In konkreten Zahlen heißt das dem IAB zufolge: Ohne den Mindestlohn wären rund 60.000 Stellen mehr geschaffen worden. Die Zahl der Mini-Jobs verringerte sich um etwa 90.000. Rund 50 Prozent der Stellen wurden jedoch in sozialversicherungspflichtige Jobs umgewandelt. Der „negative Beschäftigungseffekt“ aufgrund des Mindestlohns sei damit relativ gering, so die Wissenschaftler.

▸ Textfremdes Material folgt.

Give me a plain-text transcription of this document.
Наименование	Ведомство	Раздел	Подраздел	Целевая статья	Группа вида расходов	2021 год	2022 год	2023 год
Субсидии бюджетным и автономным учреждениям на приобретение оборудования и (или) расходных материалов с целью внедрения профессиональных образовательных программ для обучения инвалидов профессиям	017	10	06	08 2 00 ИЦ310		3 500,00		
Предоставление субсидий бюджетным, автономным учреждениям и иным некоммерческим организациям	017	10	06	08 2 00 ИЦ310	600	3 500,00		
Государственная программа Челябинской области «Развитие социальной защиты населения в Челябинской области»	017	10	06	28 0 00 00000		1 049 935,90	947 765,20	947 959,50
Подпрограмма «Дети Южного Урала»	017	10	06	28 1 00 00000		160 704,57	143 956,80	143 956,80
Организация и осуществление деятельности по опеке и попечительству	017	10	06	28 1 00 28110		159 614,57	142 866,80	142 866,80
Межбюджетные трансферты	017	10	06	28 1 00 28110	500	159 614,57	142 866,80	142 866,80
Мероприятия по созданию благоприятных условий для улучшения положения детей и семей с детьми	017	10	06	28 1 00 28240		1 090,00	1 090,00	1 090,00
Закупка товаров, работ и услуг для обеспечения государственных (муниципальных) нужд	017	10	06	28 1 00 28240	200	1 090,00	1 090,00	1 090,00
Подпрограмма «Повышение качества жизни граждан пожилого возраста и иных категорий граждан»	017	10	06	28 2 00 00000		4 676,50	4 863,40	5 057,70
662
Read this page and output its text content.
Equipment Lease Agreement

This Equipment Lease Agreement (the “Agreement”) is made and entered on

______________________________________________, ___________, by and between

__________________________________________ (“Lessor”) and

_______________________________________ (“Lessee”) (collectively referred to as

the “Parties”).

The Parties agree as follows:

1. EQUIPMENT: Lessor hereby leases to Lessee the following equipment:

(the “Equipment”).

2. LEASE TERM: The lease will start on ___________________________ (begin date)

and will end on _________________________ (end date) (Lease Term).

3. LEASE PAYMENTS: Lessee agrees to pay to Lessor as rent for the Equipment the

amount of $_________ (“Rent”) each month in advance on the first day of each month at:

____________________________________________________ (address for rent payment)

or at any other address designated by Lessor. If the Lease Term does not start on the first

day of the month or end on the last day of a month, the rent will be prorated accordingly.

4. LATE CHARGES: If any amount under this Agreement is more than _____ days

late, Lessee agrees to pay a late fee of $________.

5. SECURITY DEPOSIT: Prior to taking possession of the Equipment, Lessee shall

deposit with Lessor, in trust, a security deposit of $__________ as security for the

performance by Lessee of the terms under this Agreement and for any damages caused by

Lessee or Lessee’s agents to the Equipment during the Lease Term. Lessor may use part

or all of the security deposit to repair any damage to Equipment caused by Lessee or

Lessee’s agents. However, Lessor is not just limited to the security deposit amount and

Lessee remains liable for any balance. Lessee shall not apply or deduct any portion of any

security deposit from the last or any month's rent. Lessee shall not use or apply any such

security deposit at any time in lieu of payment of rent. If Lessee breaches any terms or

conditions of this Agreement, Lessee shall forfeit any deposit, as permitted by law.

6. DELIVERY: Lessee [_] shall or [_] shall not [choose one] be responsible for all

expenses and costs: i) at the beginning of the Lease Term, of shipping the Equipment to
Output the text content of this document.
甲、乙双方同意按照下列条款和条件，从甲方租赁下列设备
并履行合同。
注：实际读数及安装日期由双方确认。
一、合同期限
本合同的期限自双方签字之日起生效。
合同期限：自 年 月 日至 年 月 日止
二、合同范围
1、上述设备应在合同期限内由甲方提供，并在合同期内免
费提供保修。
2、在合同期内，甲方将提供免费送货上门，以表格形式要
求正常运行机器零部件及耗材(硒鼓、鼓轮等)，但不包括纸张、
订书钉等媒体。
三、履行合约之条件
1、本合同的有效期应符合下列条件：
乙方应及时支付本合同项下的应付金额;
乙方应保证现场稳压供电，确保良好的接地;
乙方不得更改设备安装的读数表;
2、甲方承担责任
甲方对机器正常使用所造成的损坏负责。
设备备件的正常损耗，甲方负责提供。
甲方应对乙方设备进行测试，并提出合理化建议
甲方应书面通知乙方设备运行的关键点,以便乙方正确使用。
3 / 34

Mit seiner Mindestlohnregelung ist Deutschland längst nicht allein. In 22 der 28 EU-Staaten galt zum Stand Juli 2016 ein branchen­übergreifender gesetzlicher Mindestlohn, unter ihnen liegt die Bundesrepublik an siebter Stelle. Spitzenreiter waren laut dem Statistischen Bundesamt Anfang 2016 Luxemburg mit 11,12 Euro sowie Frankreich mit 9,67 Euro, am unteren Ende lag Bulgarien mit 1,24 Euro.

Die Studie zeigt aber auch, dass mehr Betriebe auf anderen Wegen versuchten, Kosten zu sparen. Denn noch immer gibt es etliche Ausnahmeregelungen, die es erlauben, zum Beispiel Auszubildende, Praktikanten oder Langzeitarbeitslose vorübergehend mit weniger als 8,50 Euro zu entlohnen. Viele Unternehmen griffen auch auf flexible Beschäftigungsformen wie Leiharbeit oder Befristungen zurück oder verkürzten die Arbeitszeit.

Der deutsche Mindestlohn soll alle zwei Jahre an die Tarifentwicklung angeglichen werden. Zum 1. Januar 2017 wird er um 34 Cent erhöht, sollte sich die bisherige Entwicklung fortsetzen. Die Wirtschaft dürfte davon profitieren, denn mit wachsenden Löhnen wächst erfahrungsgemäß auch die Kaufkraft weiter.

Hintergrund

Die Mehrzahl der EU-Mitgliedsstaaten schreibt einen Mindestlohn vor, er ist in den EU-Staaten jedoch unterschiedlich geregelt. Dänemark, Finnland, Italien, Österreich, Schweden und Zypern haben bislang keinen branchen­übergreifenden gesetzlichen Mindestlohn.